Betensky R A
Department of Biostatistics, Harvard School of Public Health, Boston, Massachusetts 02115, USA.
Biometrics. 1998 Mar;54(1):229-42.
It is desirable to have procedures available for stopping a clinical trial early if there appears to be no treatment effect. Conditional power procedures allow for early stopping in favor of the null hypothesis if the probability of rejecting H0 at the planned end of the trial given the current data and a value of the parameter of interest is below some threshold level. Lan, Simon, and Halperin (1982, Communications in Statistics C1, 207-219) proposed a stochastic curtailment procedure that calculates the conditional power under the alternative hypothesis. Alternatively, predictive power procedures incorporate information from the observed data by averaging the conditional power over the posterior distribution of the parameter. For complex problems in which explicit evaluation of conditional power is not possible, we propose treating the problem of projecting the outcome of a trial given the current data as a missing data problem. We then complete the data using multiple imputation and thus eliminate the need for explicit calculation of conditional power. We apply this method to AIDS Clinical Trials Group (ACTG) protocol 118 and to several simulated clinical trials.

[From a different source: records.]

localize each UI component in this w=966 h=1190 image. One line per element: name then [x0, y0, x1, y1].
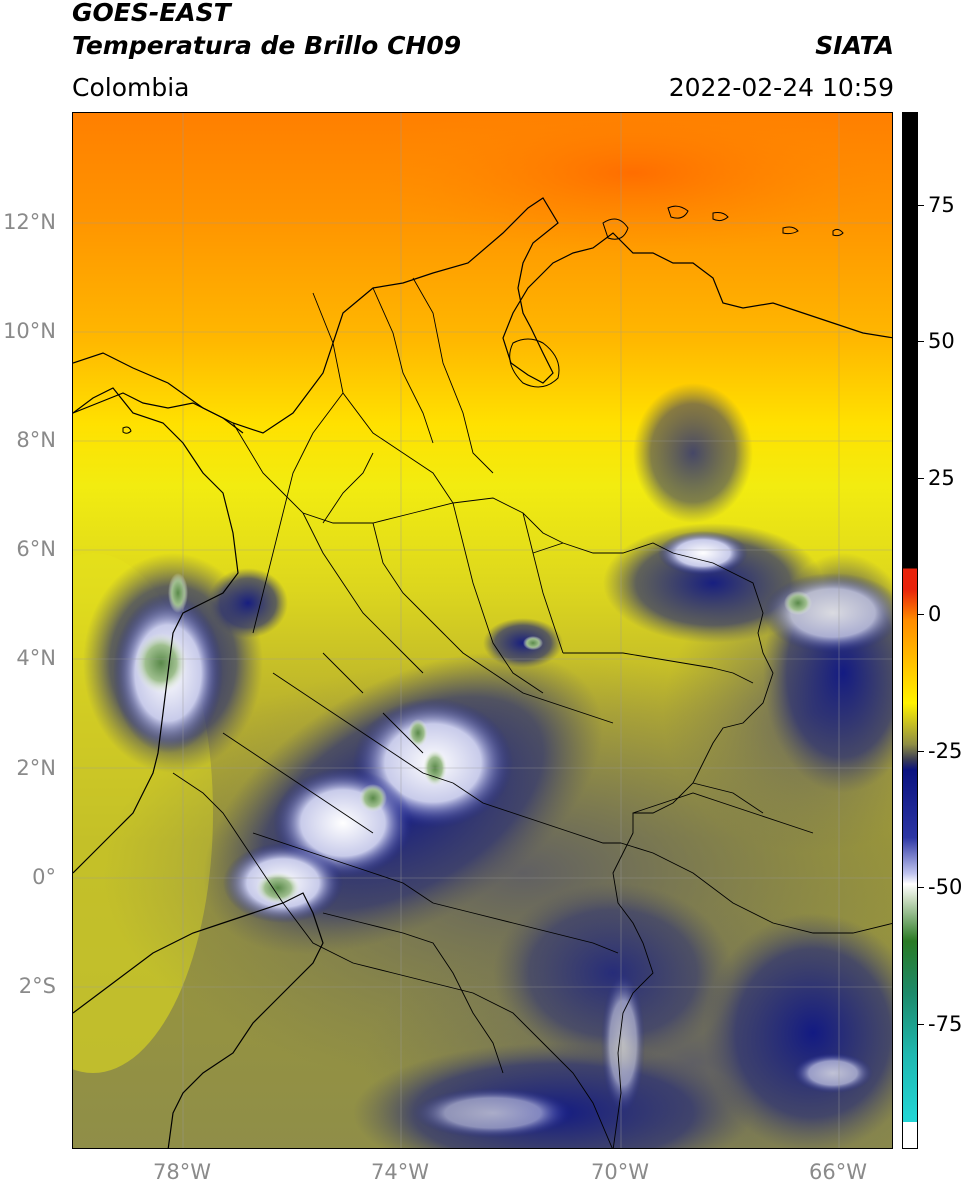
map-canvas — [73, 113, 892, 1148]
cb-tick-25 — [918, 478, 924, 479]
datetime-label: 2022-02-24 10:59 — [668, 73, 894, 102]
lat-label-2n: 2°N — [16, 756, 56, 780]
brightness-temperature-map[interactable] — [72, 112, 893, 1149]
coastlines — [73, 197, 892, 1148]
cb-label-minus50: -50 — [928, 875, 963, 899]
lat-label-6n: 6°N — [16, 537, 56, 561]
graticule — [73, 113, 892, 1148]
cb-label-50: 50 — [928, 329, 955, 353]
admin-borders — [172, 277, 892, 1148]
cb-tick-75 — [918, 205, 924, 206]
cb-label-75: 75 — [928, 193, 955, 217]
lake-maracaibo — [509, 338, 560, 388]
lat-label-12n: 12°N — [3, 210, 56, 234]
cb-label-minus25: -25 — [928, 739, 963, 763]
satellite-title: GOES-EAST — [72, 0, 231, 27]
cb-label-minus75: -75 — [928, 1012, 963, 1036]
cb-tick-0 — [918, 614, 924, 615]
temperature-colorbar — [902, 112, 918, 1149]
lon-label-78w: 78°W — [153, 1160, 211, 1184]
cb-tick-minus50 — [918, 887, 924, 888]
lat-label-10n: 10°N — [3, 319, 56, 343]
region-label: Colombia — [72, 73, 190, 102]
cb-label-0: 0 — [928, 602, 942, 626]
lon-label-74w: 74°W — [371, 1160, 429, 1184]
agency-label: SIATA — [815, 31, 894, 60]
islands — [122, 205, 844, 434]
cb-tick-minus25 — [918, 751, 924, 752]
cb-tick-50 — [918, 341, 924, 342]
lat-label-0: 0° — [32, 865, 56, 889]
lon-label-66w: 66°W — [809, 1160, 867, 1184]
product-title: Temperatura de Brillo CH09 — [72, 31, 462, 60]
cb-tick-minus75 — [918, 1024, 924, 1025]
lat-label-8n: 8°N — [16, 428, 56, 452]
lat-label-4n: 4°N — [16, 646, 56, 670]
lat-label-2s: 2°S — [18, 974, 56, 998]
cb-label-25: 25 — [928, 466, 955, 490]
lon-label-70w: 70°W — [591, 1160, 649, 1184]
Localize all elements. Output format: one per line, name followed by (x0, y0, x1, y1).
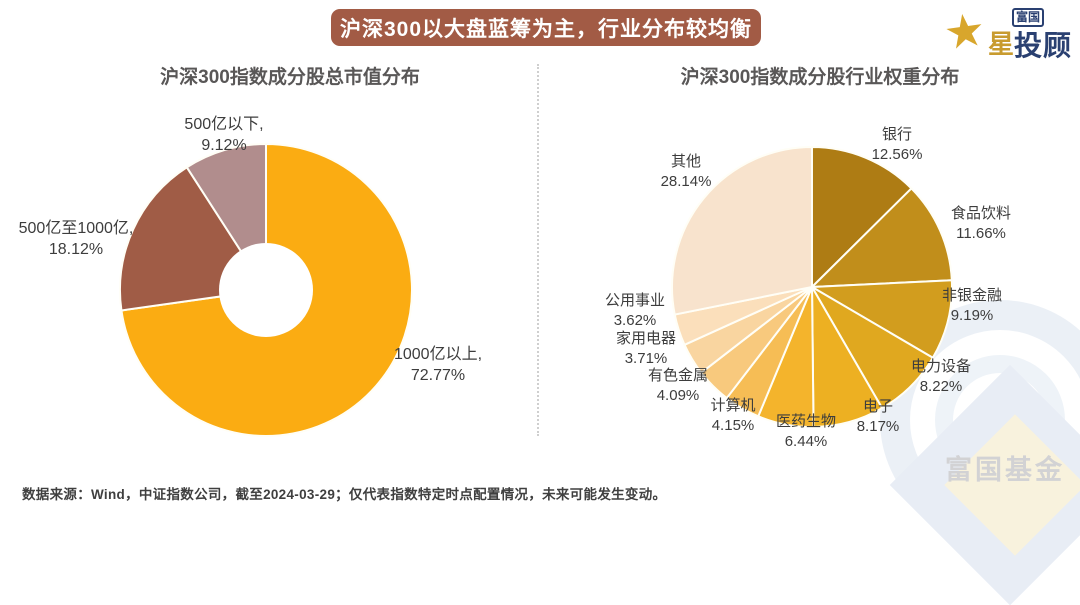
label-value: 4.09% (656, 387, 700, 404)
pie-label-bank: 银行 12.56% (837, 125, 957, 165)
label-value: 28.14% (660, 173, 712, 190)
donut-label-under-500yi: 500亿以下, 9.12% (144, 114, 304, 156)
left-chart-title: 沪深300指数成分股总市值分布 (160, 67, 420, 88)
pie-label-power-equipment: 电力设备 8.22% (881, 357, 1001, 397)
label-value: 3.71% (624, 350, 668, 367)
donut-hole (219, 243, 313, 337)
pie-label-home-appliances: 家用电器 3.71% (586, 329, 706, 369)
logo-gold-char: 星 (988, 29, 1015, 59)
label-name: 公用事业 (604, 292, 665, 309)
label-value: 3.62% (613, 312, 657, 329)
label-name: 500亿至1000亿, (18, 220, 134, 237)
logo-badge: 富国 (1012, 8, 1045, 27)
pie-label-nonferrous-metals: 有色金属 4.09% (618, 366, 738, 406)
label-name: 计算机 (710, 397, 756, 414)
label-value: 18.12% (48, 241, 104, 258)
label-name: 医药生物 (775, 413, 836, 430)
label-name: 非银金融 (941, 287, 1002, 304)
logo-main-text: 投顾 (1014, 30, 1073, 61)
slice-银行 (811, 146, 913, 288)
label-value: 72.77% (410, 367, 466, 384)
pie-label-utilities: 公用事业 3.62% (575, 291, 695, 331)
label-value: 9.12% (201, 137, 247, 154)
data-source-note: 数据来源：Wind，中证指数公司，截至2024-03-29；仅代表指数特定时点配… (22, 487, 667, 502)
label-value: 8.22% (919, 378, 963, 395)
slice-非银金融 (811, 279, 953, 359)
donut-label-500-1000yi: 500亿至1000亿, 18.12% (0, 218, 156, 260)
slice-食品饮料 (811, 187, 953, 288)
donut-label-1000yi-plus: 1000亿以上, 72.77% (358, 344, 518, 386)
label-name: 1000亿以上, (393, 346, 483, 363)
brand-logo: ★ 星 富国 投顾 (940, 2, 1078, 61)
label-name: 家用电器 (615, 330, 676, 347)
pie-label-computer: 计算机 4.15% (673, 396, 793, 436)
pie-label-food-beverage: 食品饮料 11.66% (921, 204, 1041, 244)
banner-title: 沪深300以大盘蓝筹为主，行业分布较均衡 (331, 9, 761, 46)
watermark-brand-text: 富国基金 (945, 455, 1065, 485)
label-name: 有色金属 (647, 367, 708, 384)
label-value: 4.15% (711, 417, 755, 434)
star-icon: ★ (940, 2, 989, 60)
label-value: 12.56% (871, 146, 923, 163)
right-chart-title: 沪深300指数成分股行业权重分布 (680, 67, 960, 88)
label-value: 6.44% (784, 433, 828, 450)
label-name: 电子 (862, 398, 893, 415)
label-name: 银行 (881, 126, 912, 143)
label-name: 电力设备 (910, 358, 971, 375)
label-name: 其他 (670, 153, 701, 170)
market-cap-donut-chart (119, 143, 413, 437)
label-value: 11.66% (956, 225, 1006, 242)
pie-label-electronics: 电子 8.17% (818, 397, 938, 437)
label-value: 9.19% (950, 307, 994, 324)
slice-其他 (671, 146, 813, 316)
label-name: 食品饮料 (950, 205, 1011, 222)
pie-label-pharma-bio: 医药生物 6.44% (746, 412, 866, 452)
vertical-dashed-divider (537, 64, 539, 436)
label-value: 8.17% (856, 418, 900, 435)
industry-weight-pie-chart (671, 146, 953, 428)
label-name: 500亿以下, (184, 116, 264, 133)
pie-label-nonbank-finance: 非银金融 9.19% (912, 286, 1032, 326)
pie-label-others: 其他 28.14% (626, 152, 746, 192)
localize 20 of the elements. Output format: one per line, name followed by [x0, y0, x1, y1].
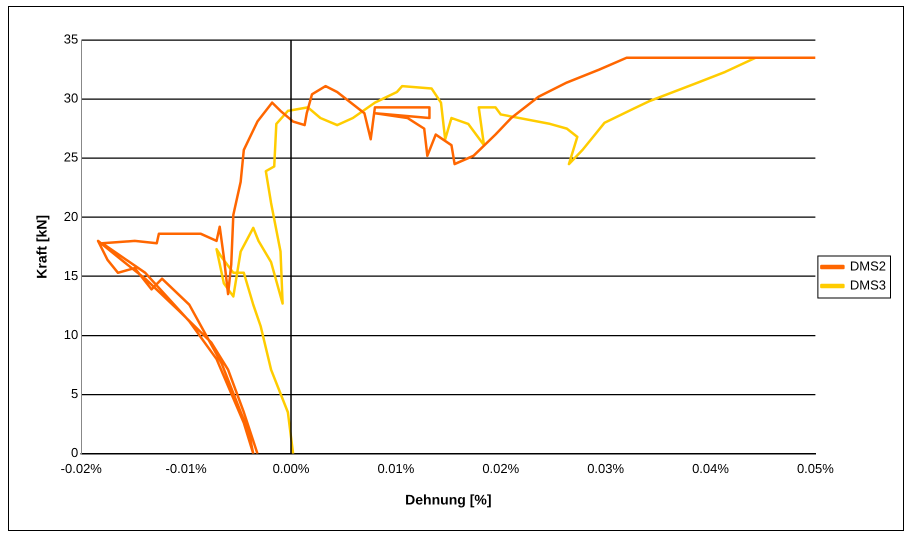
- y-tick-label: 15: [64, 268, 78, 283]
- y-tick-label: 0: [71, 445, 78, 460]
- y-tick-label: 25: [64, 150, 78, 165]
- x-axis-title: Dehnung [%]: [405, 491, 492, 508]
- x-tick-label: 0.01%: [377, 460, 415, 476]
- legend-label: DMS3: [850, 278, 886, 293]
- x-tick-label: 0.02%: [482, 460, 520, 476]
- y-tick-label: 5: [71, 386, 78, 402]
- legend-label: DMS2: [850, 258, 886, 274]
- y-tick-label: 10: [64, 327, 78, 342]
- x-tick-label: 0.00%: [272, 460, 310, 476]
- x-tick-label: 0.04%: [692, 460, 730, 476]
- x-tick-label: 0.05%: [796, 460, 834, 476]
- x-tick-label: 0.03%: [587, 460, 624, 476]
- x-tick-label: -0.01%: [166, 460, 208, 476]
- y-tick-label: 35: [64, 32, 78, 47]
- y-tick-label: 30: [64, 90, 78, 106]
- y-tick-label: 20: [64, 208, 78, 224]
- x-tick-label: -0.02%: [60, 460, 102, 476]
- y-axis-title: Kraft [kN]: [33, 214, 50, 279]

如果似乎没有治疗效果,希望有可供使用的程序来提前终止临床试验。条件效能程序允许在给定当前数据和感兴趣参数值的情况下,如果在试验计划结束时拒绝原假设的概率低于某个阈值水平,则提前终止试验并支持原假设。Lan、Simon和Halperin(1982年,《统计通信C1》,第207 - 219页)提出了一种随机截尾程序,该程序在备择假设下计算条件效能。另外,预测效能程序通过对参数的后验分布上的条件效能进行平均来纳入来自观察数据的信息。对于无法明确评估条件效能的复杂问题,我们建议将根据当前数据预测试验结果的问题视为一个缺失数据问题。然后我们使用多重填补来完成数据,从而无需明确计算条件效能。我们将此方法应用于艾滋病临床试验组(ACTG)方案118以及几个模拟临床试验。